4. Workload. If I can divide myself into three, I will do it just so that I can give enough attention and care to those who need it. But then, in our case, a 10-bed capacity Emergency Room with only 2 Nurses on Duty, how will you expect me to attend to you when there are four others like you waiting in line? Would you rather that I look at you one-by-one from time-to-time or just focus on one and deal with the rest one after the other? Can you assist a doctor during a minor surgical procedure while monitoring the blood pressure of a hypertensive patient while trying to pacify the whines of a 4-year old kid who doesn't want to take his/her medication while holding a brown bag for a patient who's hyperventilating? And then all of a sudden, a blood-soaked patient arrives, he was hit by a car. This day can't get any better. See Number1.
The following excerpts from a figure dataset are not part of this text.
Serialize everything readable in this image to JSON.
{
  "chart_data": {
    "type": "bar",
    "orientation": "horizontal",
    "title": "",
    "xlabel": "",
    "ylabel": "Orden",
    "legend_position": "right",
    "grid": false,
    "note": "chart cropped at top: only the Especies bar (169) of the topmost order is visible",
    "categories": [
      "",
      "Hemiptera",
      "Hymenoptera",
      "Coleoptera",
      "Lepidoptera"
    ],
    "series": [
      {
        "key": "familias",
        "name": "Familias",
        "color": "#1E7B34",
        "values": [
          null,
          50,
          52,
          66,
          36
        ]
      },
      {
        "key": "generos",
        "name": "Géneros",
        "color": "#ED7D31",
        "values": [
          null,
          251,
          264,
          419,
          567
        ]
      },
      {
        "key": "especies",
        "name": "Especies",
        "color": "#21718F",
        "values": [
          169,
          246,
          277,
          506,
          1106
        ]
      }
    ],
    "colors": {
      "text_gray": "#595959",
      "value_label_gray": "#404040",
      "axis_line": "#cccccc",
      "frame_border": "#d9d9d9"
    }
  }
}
5. Salary. It is true that Salary itself is a good motivating factor, or moreover, it is the best motivating factor for an employee to exert effort. On our case, it is not. With a monthly salary of less than 10,000php. (Yes it's true. Damn Globe and Sun for denying my Post-paid line application just because my monthly salary is less than 10,000) You get bullied by some doctors, shouted upon by some patients and/or relatives and/or companions, get tired to the bones and soul for just meager salary, not to mention patients who skip billing and the blame will all go to you, salary deduction, yay! I can hardly believe that I earned a license for this.


6. Protocol. It is not us nurses or hospital firstliners who enact the protocols for a hospital. So please, don't blame us if you don't like the system. There are suggestion boxes and forms around. In our hospital, we ask the patient to pay for the charges INDIVIDUALLY. Meaning, any procedures done or medications given, will be charged by their own department. For example, a patient who tripped and had a sprain will be most likely sent to the Radiology Department for X-Ray. He will most likely be given pain medications as well. Before the X-Ray is done, the patient or his relatives or companions will be given a charge slip so that they can pay for it at the Cashier. Then, we will give them the prescription for them to buy at our Pharmacy the necessary medications to be given. Then if there are Laboratory tests, the Laboratory will give them another charge slip for whatever it is that must be tested. As a patient, I will be terribly irritated by this to the extent that I will wage war to whoever invented this scheme.


Okay. A pregnant patient just came in. Patient first, blog later.